An integrated Motor Controller Server (MCS), running under MapOS.  In addition to the standard MapOS dynamic routing capabilities, the AVR version of the MCS sports a continuous oscilloscope output [ADCServer from the ATcommon library], analog encoder sensor monitoring [with fixed-point position output], a PID engine with realtime coefficient configuration, and an ESC control server [PWM output].

An earlier version of this server was fielded in ATR5-b1.  (The fires were not the server’s fault.)

Code available via Github, repository Motor_Controller_Server.

MapOS - Motor_Controller_Server - MAPPacketSink

The MAP Operating System (MapOS) implements the Upacket project as a network-centric kernel. Tuned for microcontroller deployment,  including a minimal scheduler and supporting architecture-specific features [timers, ADC, PWM, etc], MapOS’s features include:

• Dynamic packet routing graph, which can be modified in realtime and (optionally) saved to nonvolatile state.
• Dynamic memory pools, in order to to reserve malloc()’d resources for specific purposes.
• A cooperative multitasking scheduler: essentially a list of methods that are called at defined frequencies.  Tasks are required to perform their own context switches.
• Easy extensibility.  New server processes can be implemented by extending the SimpleServer class with a single method – process() – which is called at a defined frequency by the scheduler.

Initial architecture ports include the Atmel AVR ATmegax8 series [especially ATmega328] and GNU Linux x86. An ARM Cortex M3 port is in place, but has not seen significant field testing.  Code [C++] is available via the MapOS GitHub repository.

Common servers:

• Dynamic router: Accepts command packets to add and remove packet routing graph edges, then routes packets as configured.
• Ping/echo server: Responds to incoming packets with their own payloads.
• Clock server: Sends out clock updates at a precisely defined frequency. Used for device synchronization.
• MAP/MEP servers: A pair of servers that encode and decode MAP packets into serialized MEP form, respectively. Includes checksum generation and verification.

Some architecture-specific servers:

• AVR: RPC server. Front-ends for basic AVR pin functionality, including PWM output and digital I/O. This server is sufficient to perform many common tasks, e.g. relay control, LED light modulation, push-button monitoring.
• AVR: ADC server. Takes analog readings, which are scaled as desired and transmitted in packets.
• AVR: MAP/MEP UART server. Buffers and encodes/decodes MAP packets for transmission to/from a UART bus.
• Linux: Command-line MAP packet generation tool [sendpacket] with MEP-encoded output.
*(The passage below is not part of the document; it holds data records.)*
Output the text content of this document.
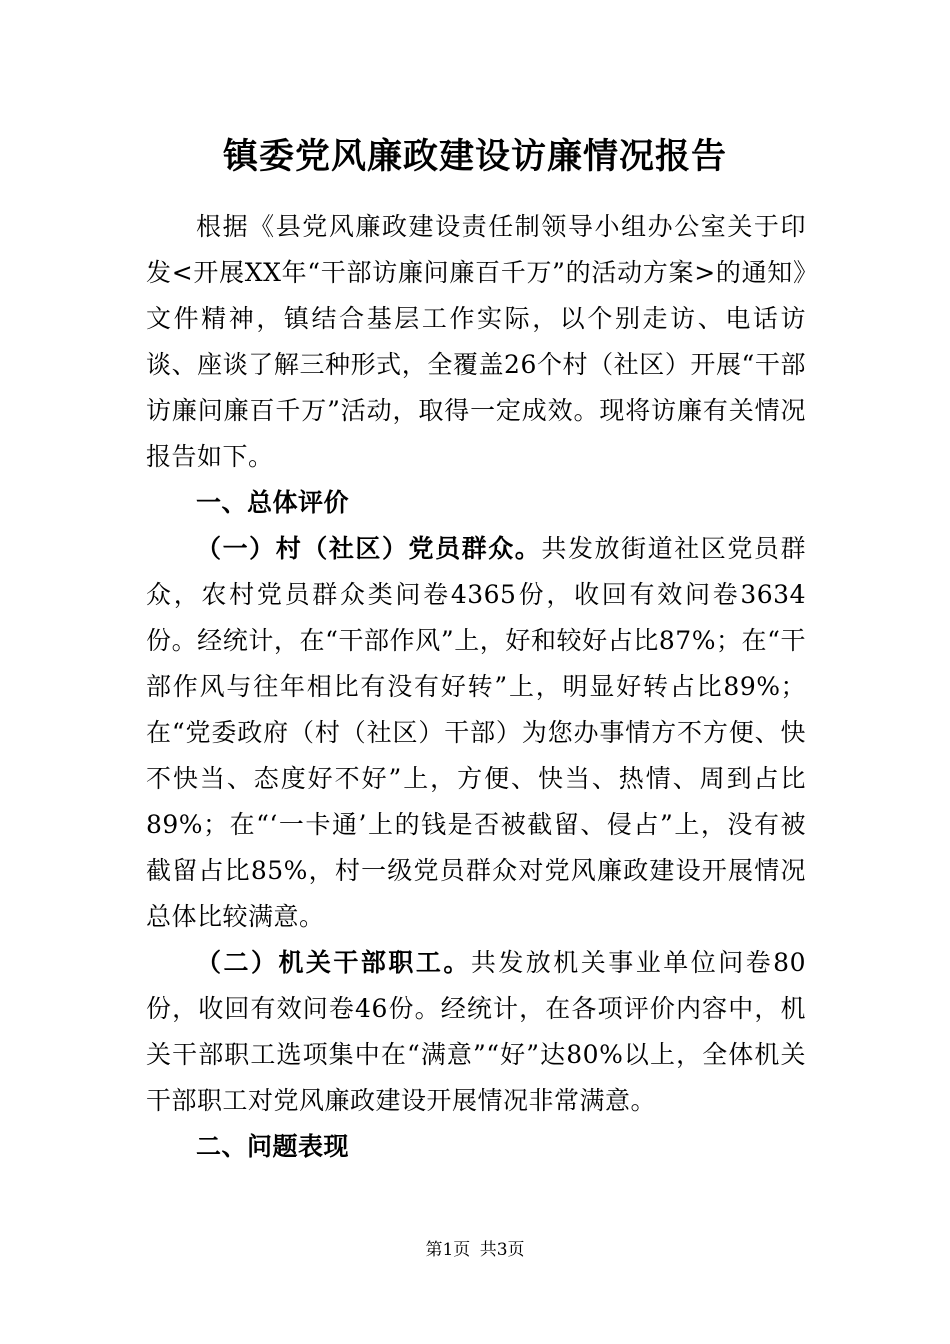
镇委党风廉政建设访廉情况报告

根据《县党风廉政建设责任制领导小组办公室关于印发<开展XX年“干部访廉问廉百千万”的活动方案>的通知》文件精神，镇结合基层工作实际，以个别走访、电话访谈、座谈了解三种形式，全覆盖26个村（社区）开展“干部访廉问廉百千万”活动，取得一定成效。现将访廉有关情况报告如下。

一、总体评价

（一）村（社区）党员群众。共发放街道社区党员群众，农村党员群众类问卷4365份，收回有效问卷3634份。经统计，在“干部作风”上，好和较好占比87%；在“干部作风与往年相比有没有好转”上，明显好转占比89%；在“党委政府（村（社区）干部）为您办事情方不方便、快不快当、态度好不好”上，方便、快当、热情、周到占比89%；在“‘一卡通’上的钱是否被截留、侵占”上，没有被截留占比85%，村一级党员群众对党风廉政建设开展情况总体比较满意。

（二）机关干部职工。共发放机关事业单位问卷80份，收回有效问卷46份。经统计，在各项评价内容中，机关干部职工选项集中在“满意”“好”达80%以上，全体机关干部职工对党风廉政建设开展情况非常满意。

二、问题表现

第1页 共3页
MapOS is particularly adroit as a front-end for other devices. Established servers:

• ESC motor control server set, including position sensor monitoring and PID engine.
• Philips PCD8544 graphic LCD serving both text and full-screen bitmaps.
• Nordic nRF24L01P packet transceiver operating in ad hoc and infrastructure modes.

Servers in development:

• Composite/VGA video output via Parallax Propeller GPU.
• SD card read/write [raw and FAT32].
• Motorola Oncore VP DGPS position, pseudorange, and pseudorange correction I/O.

• MEP encoder and decoder implementations, to facilitate packet transmission over serial lines.
• MAP packet management utilities, including checksum generation/verification. MAP packet headers replace MAC, IP, and port (UDP) addressing layers and supporting unlimited nesting (i.e. for DSR).
• Posix 32-bit CRC checksum calculation/verification engine, providing the reliability mechanism for the MAP packet structure.
• Packet routers, including realtime graph edge addition/removal.
• Basic server templates from which new processes can inherit common functionality, such as reply-packet preparation.

Available via the Upacket GitHub repository, this C++ code library is an alpha release (in rapid development).

• FixedPoint: A cheap fixed point fractional arithmetic implementation. Does not allow overflow; clamps to extremes instead.
• StateMachine: Borrowing from existing work, implements low-cost parallel (thread) states in a non-threaded environment.
• MemoryPool: Tracks and implements memory allocation limits. Can be nested.
• DataStore: Static and dynamic array-based buffers and ringbuffers.
• DataTransfer: Data stream interfaces to support generic graphs.
• Status: A tiny library to support common enumerated return statuses.